Next come your exemptions. Each exemption you claim can lower
your taxable income by about $2,500, and this amount increases
each year with inflation.
Note that exemptions have nothing to do with your deductions,
including the standard deduction. It's true that both
exemptions and deductions reduce your taxable
income, but they're different things.
Put simply, exemptions deal with the number of people living
in your household, while deductions deal with your
lifestyle.
For example, if you're over age 65, you still get only one exemption.
But if you're over 65, you get a higher standard deduction.
Same thing if you're blind. One exemption, but a higher
standard deduction.
Or suppose you live in a big house with a big mortgage. This
lifestyle leads to a big mortgage interest deduction,
but it doesn't affect the number of exemptions you can
claim. Exemptions and deductions are different.
Figuring out your number of exemptions
So determining the number of exemptions you can claim should
be as easy as counting the number of warm bodies in your home.
Unfortunately, it's not that easy.
If you're not a dependent, you can claim yourself as an exemption.
If you're married, filing jointly, you can claim your spouse.
Your marital status is determined as of the last day of
your filing year, usually December 31. If you were married to
someone on December 31st, according to the IRS you were married
to that person for the whole year.
When it comes to dependents, however, things get murkier.
The value of an exemption
Because each dependent you claim cuts your taxable income
by about $2,500, a middle-class taxpayer in the 28 percent bracket
cuts his total tax liability by about $700 for each dependent
he claims.
So there's an incentive to claim as many dependents
as possible. I've even heard stories of people claiming their
dogs as dependents.
To help prevent this, the IRS requires you to give the Social
Security number of each dependent you're claiming. You should
be careful that you and an ex-spouse both don't claim the
same child, because the matching Social Security numbers will
trigger a letter from the IRS.
So now for the $700 question : How do you determine if a person
is your dependent or not?
IRS' five rules for finding dependents
The IRS has five tests that must be met.
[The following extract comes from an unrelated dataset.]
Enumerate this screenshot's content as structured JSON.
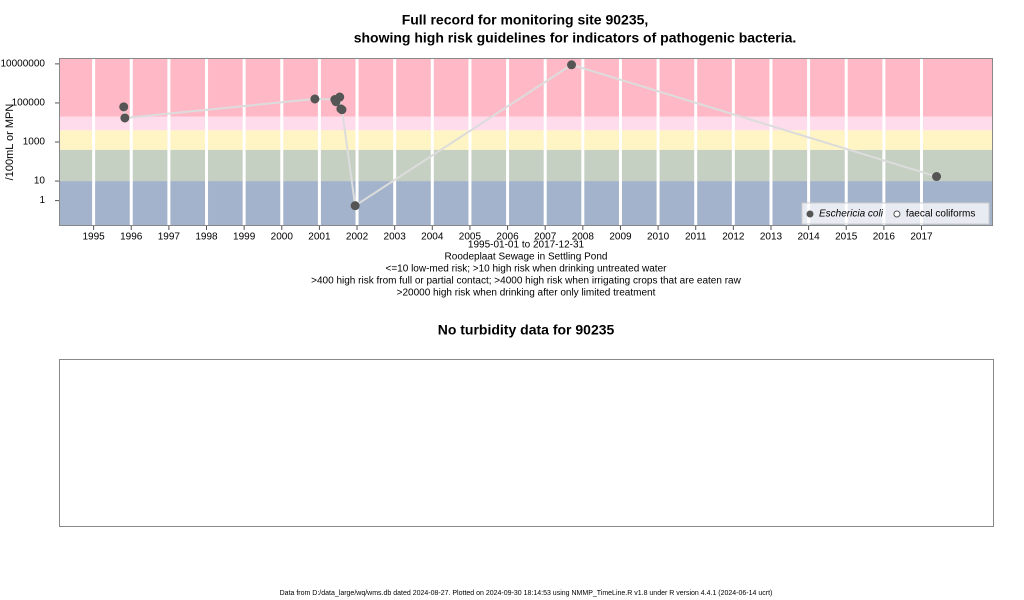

The first is
citizenship. Only residents of the US, Canada or
Mexico can be a dependent.
The second test is gross income. If the person made more
than the exemption amount, that is $2,550 in 1996, they can't
be a dependent. But, and this is a big but, this
requirement is waived for children under age 19
and students under age 24.
The gross income requirement usually affects elderly dependents.
If you're helping to support your mother, and she receives $5,000
in interest income, you can't claim her as a dependent.
The third test is the relationship test. You normally
can only claim a blood relative, but there's an exception.
If a non-relative was in your home for the entire year,
you might be able to claim her.
The fourth test is the support test. You must provide
over half of the total support of a person to claim that
person as a dependent. There is a provision, however, for one
person to claim the exemption even if several people provided
support.
Claiming the exemption for the children of divorced parents
is tricky. After 1984, Congress said that the parent who has
custody of the child for the majority of the year can claim
the exemption. However, this right can be waived with Form 8332.
Giving the right to the person with the higher income can lead
to some tax arbitrage savings.
The fifth test states that a dependent may not file a joint
tax return with someone else.
To summarize, you almost always should be able to claim your
children who are under 19 as your dependents. With
anything else, say an elderly parent or a foster child, you'll
have to check the IRS instructions. But if you are helping to
support someone, you should look into claiming them as a dependent
because this could save you $700 in taxes.